Count Omnicom CEO John Wren among those praying that President Barack Obama’s stimulus package takes hold.

“Billion-Dollar John” reported today that earnings at the ad/PR combine shattered the $1B mark in '08. Net was up a paltry 2.5 percent, far below OMC’s double-digit growth rates of past years.

BDJ says OMC’s growth was constrained by the most challenging fourth quarter that the combine has faced since '92.
OMC's PR unit, which includes Fleishman-Hillard, Ketchum, Porter Novelli, Brodeur, Clark & Weinstock and Gavin Anderson, bears that out. Those units ran into a buzz saw during Q4 as revenues tanked 10.2 percent. For the year, PR dipped 0.4 percent.

Things could have been worse for OMC had not BDJ swung the ax, or in his words, launched an “aggressive severance action,” which took out $215M in costs and five percent of OMC staff. Those 3,000-plus people are remembered by a $55M severance charge.

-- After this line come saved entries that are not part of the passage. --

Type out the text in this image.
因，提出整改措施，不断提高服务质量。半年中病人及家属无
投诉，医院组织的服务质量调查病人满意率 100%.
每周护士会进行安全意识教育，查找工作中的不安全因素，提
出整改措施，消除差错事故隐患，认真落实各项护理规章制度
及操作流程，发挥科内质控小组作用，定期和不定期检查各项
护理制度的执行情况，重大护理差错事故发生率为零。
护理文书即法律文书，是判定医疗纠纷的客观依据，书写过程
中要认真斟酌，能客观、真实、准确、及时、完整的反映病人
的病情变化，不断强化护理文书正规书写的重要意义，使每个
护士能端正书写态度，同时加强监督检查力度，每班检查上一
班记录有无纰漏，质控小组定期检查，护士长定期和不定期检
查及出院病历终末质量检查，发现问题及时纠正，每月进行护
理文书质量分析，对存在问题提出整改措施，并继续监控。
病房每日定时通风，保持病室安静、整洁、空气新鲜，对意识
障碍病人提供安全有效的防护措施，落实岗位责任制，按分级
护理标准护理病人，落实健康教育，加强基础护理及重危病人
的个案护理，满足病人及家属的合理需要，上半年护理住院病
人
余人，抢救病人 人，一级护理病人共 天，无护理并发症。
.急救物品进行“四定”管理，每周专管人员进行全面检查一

BDJ sees tough sledding ahead. He used the “most difficult” phrase to describe the outlook for the business during the first three quarters of the year. Things are supposed to heat up a bit by Q4 and really get percolating in 2010 as the president’s stimulus package kicks in.

BDJ remains watchful. He isn’t sure whether any more heads will roll this year, warning of the possible need for “surgical” cuts. Wren says OMC should be able to “outperform” global domestic product.

That really isn’t saying much these days.